NEW YORK (CNN/Money) – KPMG LLP said Wednesday that the Securities and Exchange Commission may file a complaint against the accounting firm in federal district court over its audits of Xerox Corp.
In addition to the firm, KPMG said the civil complaint may be against three unnamed current partners and one former partner in connection with audits of Xerox's 1997-2000 financial statements.
The auditor in a statement defended its work for Xerox, which last year restated $1.4 billion in earnings as part of a settlement with the SEC over the matter.
"As we have said before and continue to maintain, KPMG stands firmly behind our audits of Xerox's (XRX: Research, Estimates) financial statements and the professional judgments made during the course of the audits," said Eugene D. O'Kelly, KPMG's chairman and CEO.
An SEC spokesman declined to comment on the matter.
Xerox dismissed KPMG as its auditor in October of 2001. In June, Xerox said that it improperly booked nearly $2 billion in revenue over the past five years. The copier maker was forced to restate earnings to remove $1.4 billion in pre-tax profits during the period.
A federal complaint would be the latest travail for the accounting industry, which essentially lost Arthur Andersen to an obstruction of justice conviction last summer. Andersen signed off on Enron's and WorldCom's books before both companies went bankrupt following accounting scandals.
The Wall Street Journal's online edition, which first reported the story, said the complaint is expected to be filed in a federal court in New York as early as next week.

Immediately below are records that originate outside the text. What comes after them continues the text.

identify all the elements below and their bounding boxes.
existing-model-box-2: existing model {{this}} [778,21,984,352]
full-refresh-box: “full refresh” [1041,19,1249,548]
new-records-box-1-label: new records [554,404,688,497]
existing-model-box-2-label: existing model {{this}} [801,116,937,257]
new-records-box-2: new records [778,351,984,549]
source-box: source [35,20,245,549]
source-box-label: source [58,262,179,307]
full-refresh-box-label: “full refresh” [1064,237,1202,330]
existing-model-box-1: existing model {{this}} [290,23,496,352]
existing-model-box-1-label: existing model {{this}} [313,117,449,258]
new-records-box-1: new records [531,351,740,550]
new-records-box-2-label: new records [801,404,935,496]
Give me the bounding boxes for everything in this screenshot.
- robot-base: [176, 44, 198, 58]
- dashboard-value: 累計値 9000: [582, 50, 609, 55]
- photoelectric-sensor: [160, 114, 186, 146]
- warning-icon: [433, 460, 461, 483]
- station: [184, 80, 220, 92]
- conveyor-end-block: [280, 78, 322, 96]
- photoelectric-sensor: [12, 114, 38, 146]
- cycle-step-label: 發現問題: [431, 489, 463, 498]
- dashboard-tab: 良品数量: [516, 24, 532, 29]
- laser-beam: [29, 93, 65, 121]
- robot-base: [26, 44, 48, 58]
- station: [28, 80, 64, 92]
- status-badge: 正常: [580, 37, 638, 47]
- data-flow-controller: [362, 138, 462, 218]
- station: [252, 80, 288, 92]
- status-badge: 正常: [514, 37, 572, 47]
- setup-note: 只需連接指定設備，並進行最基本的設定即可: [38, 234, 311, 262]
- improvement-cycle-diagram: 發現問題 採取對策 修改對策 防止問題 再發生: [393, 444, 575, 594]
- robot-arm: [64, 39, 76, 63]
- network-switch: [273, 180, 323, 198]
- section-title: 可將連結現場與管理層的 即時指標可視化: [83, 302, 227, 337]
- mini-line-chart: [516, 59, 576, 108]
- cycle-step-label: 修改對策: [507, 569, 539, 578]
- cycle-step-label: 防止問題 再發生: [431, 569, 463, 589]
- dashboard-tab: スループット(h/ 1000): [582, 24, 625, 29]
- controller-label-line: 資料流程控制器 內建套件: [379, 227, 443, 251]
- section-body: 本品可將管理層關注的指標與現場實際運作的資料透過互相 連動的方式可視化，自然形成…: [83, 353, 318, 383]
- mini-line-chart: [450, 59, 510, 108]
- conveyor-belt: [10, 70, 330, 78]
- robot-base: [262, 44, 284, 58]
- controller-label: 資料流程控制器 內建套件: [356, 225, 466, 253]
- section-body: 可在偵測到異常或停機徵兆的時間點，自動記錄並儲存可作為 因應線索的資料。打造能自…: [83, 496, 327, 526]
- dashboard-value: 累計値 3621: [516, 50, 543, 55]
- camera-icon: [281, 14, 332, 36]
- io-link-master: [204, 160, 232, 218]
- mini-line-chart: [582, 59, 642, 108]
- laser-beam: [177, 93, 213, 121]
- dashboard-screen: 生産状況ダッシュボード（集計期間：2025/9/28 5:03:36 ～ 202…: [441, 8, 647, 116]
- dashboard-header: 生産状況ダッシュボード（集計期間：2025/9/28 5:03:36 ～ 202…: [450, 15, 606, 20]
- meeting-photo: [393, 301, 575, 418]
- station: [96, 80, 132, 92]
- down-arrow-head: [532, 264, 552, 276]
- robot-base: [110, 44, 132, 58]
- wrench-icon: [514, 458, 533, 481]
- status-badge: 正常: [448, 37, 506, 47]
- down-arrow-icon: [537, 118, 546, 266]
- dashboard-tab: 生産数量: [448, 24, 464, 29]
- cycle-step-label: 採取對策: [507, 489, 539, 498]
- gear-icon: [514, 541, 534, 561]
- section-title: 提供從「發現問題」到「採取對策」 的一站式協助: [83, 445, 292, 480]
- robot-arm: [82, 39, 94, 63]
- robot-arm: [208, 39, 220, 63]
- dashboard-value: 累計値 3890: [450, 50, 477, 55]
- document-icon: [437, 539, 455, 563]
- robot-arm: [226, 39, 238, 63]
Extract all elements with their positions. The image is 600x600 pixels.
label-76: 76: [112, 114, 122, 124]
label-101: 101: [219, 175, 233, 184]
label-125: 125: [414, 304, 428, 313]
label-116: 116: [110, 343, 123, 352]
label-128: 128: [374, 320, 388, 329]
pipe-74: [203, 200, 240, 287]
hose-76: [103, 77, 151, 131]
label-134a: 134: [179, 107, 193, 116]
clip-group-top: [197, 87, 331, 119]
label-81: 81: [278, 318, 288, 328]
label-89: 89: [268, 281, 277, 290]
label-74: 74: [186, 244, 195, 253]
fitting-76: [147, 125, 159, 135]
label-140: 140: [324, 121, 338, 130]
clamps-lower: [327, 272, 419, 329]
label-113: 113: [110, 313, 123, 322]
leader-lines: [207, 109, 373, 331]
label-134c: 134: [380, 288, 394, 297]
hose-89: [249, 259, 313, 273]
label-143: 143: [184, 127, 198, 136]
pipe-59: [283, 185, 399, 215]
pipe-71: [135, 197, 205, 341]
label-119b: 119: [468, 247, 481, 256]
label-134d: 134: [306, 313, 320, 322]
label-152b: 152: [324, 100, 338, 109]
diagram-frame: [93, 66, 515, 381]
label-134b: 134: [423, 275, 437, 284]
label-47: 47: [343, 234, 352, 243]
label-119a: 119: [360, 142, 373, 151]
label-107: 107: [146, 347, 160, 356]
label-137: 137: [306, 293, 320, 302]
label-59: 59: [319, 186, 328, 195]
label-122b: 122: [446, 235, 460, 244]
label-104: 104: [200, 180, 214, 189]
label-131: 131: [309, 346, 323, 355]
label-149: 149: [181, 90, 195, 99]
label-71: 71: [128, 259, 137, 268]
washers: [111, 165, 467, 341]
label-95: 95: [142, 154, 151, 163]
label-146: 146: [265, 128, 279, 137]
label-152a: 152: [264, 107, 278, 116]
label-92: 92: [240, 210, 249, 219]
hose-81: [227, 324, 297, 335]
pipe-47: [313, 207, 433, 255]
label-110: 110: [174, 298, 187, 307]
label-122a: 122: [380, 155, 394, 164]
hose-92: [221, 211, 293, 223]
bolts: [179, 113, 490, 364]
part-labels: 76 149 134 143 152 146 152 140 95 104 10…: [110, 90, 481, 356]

At the heart of the SEC's investigation of KPMG's role as auditor of Xerox is an examination of whether the auditor had become so closely aligned with Xerox that its role as watch-dog was compromised, the Journal said.
The Journal said the charges center around a series of lease accounting tricks Xerox employed to accelerate the recognition of revenue.
One such maneuver -- approved by KPMG and derided by the SEC in its complaint as "half-baked accounting" -- involved shifting the revenues the company expected to receive from supplies and service to equipment sales so they could be booked sooner, according to the Journal.
"At the very worst, this is a disagreement over complex professional judgments," KPMG CEO O'Kelly said.
He said that when KPMG learned of new information in early 2001 that raised "serious concerns about Xerox management's motivation in preparing their financial statements," KPMG refused to issue its audit report on Xerox's 2000 financial statements, telling Xerox it must conduct an investigation using another audit firm.
In a lengthy e-mail, KPMG said it cooperated fully with SEC staff throughout its investigation and that it insisted that the company restate its financial statements for earlier periods.
"We did exactly what the independent auditor is expected to do," O'Kelly said.